Andrea Sikora, BCCCP, PharmD
Critial Care Pharmacy Specialist
University of Georgia College of Pharmacy
Augusta, Georgia
Disclosure information not submitted.
Deepak Ayyala, PhD
Biostatistician
Augusta University, United States
Disclosure information not submitted.
Megan Rech, BCCCP, MS, PharmD
Clinical Pharmacist, Emergency Medicine
Loyola University Medical Center
Chicago, Illinois, United States
Disclosure information not submitted.
PHARMCRIT MRCICU Investigators
Pharmacist
PHARMCRIT MRCICU Study Team, United States
Disclosure information not submitted.
Title: MRC-ICU as a Predictor of Patient Outcomes and Pharmacist Workload: An Evaluation of PHARM-CRIT
Introduction: The medication regimen complexity in the intensive care unit (MRC-ICU) has been validated to correlate with patient acuity, length of stay, mortality, development of fluid overload, drug-drug interactions, and pharmacist interventions in small, retrospective cohorts. This study evaluated the relationship of MRC-ICU to both patient outcomes and pharmacist workload in a diverse cohort of critically ill patients.
Methods: PHARM-CRIT was a multi-center, multi-ICU observational cohort study wherein pharmacists prospectively documented medication interventions. Patient outcomes, including mortality and length of stay (LOS), institutional demographics, and the MRC-ICU were retrospectively recorded from the electronic health records. Multivariable regression was performed to characterize MRC’s relationship to mortality, length of stay, and pharmacist interventions.
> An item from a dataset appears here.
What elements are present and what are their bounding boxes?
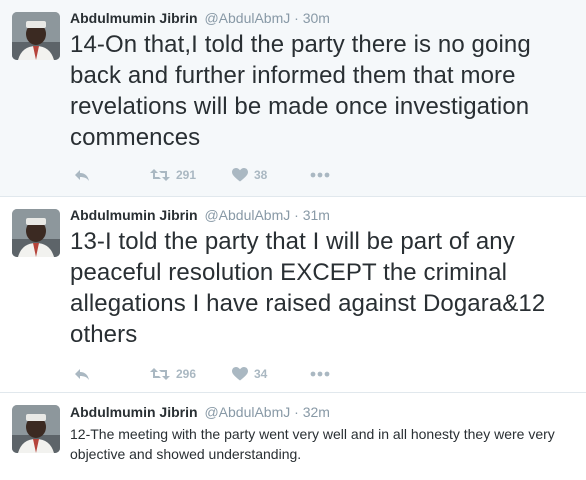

Results: A total of 3,908 patients at 28 centers were included. Overall mortality was 14.6%. The most common practice setting was the medical ICU (45.7%). Mean MRC-ICU score was 10.4 (± 6.3). Upon multivariable regression adjusting for institution type, ICU type, and region, for every 1-point increase in MRC-ICU, a 7% increase in mortality (95% CI OR 1.05-1.1, p < 0.001) and 0.25 day increase in length of stay (95% CI ß 0.19 – 0.31, p < 0.001) was observed. Pharmacist interventions increased as MRC-ICU increased (ß 0.08, 95% CI 0.05-0.11, p < 0.001).
Conclusion: In this large, multi-center study, increasing MRC is a quantifiable metric associated with both patient-centered outcomes and pharmacist interventions. The ability to predict future pharmacist workload at diverse sites may potentially be applied to optimizing stretched ICU resources.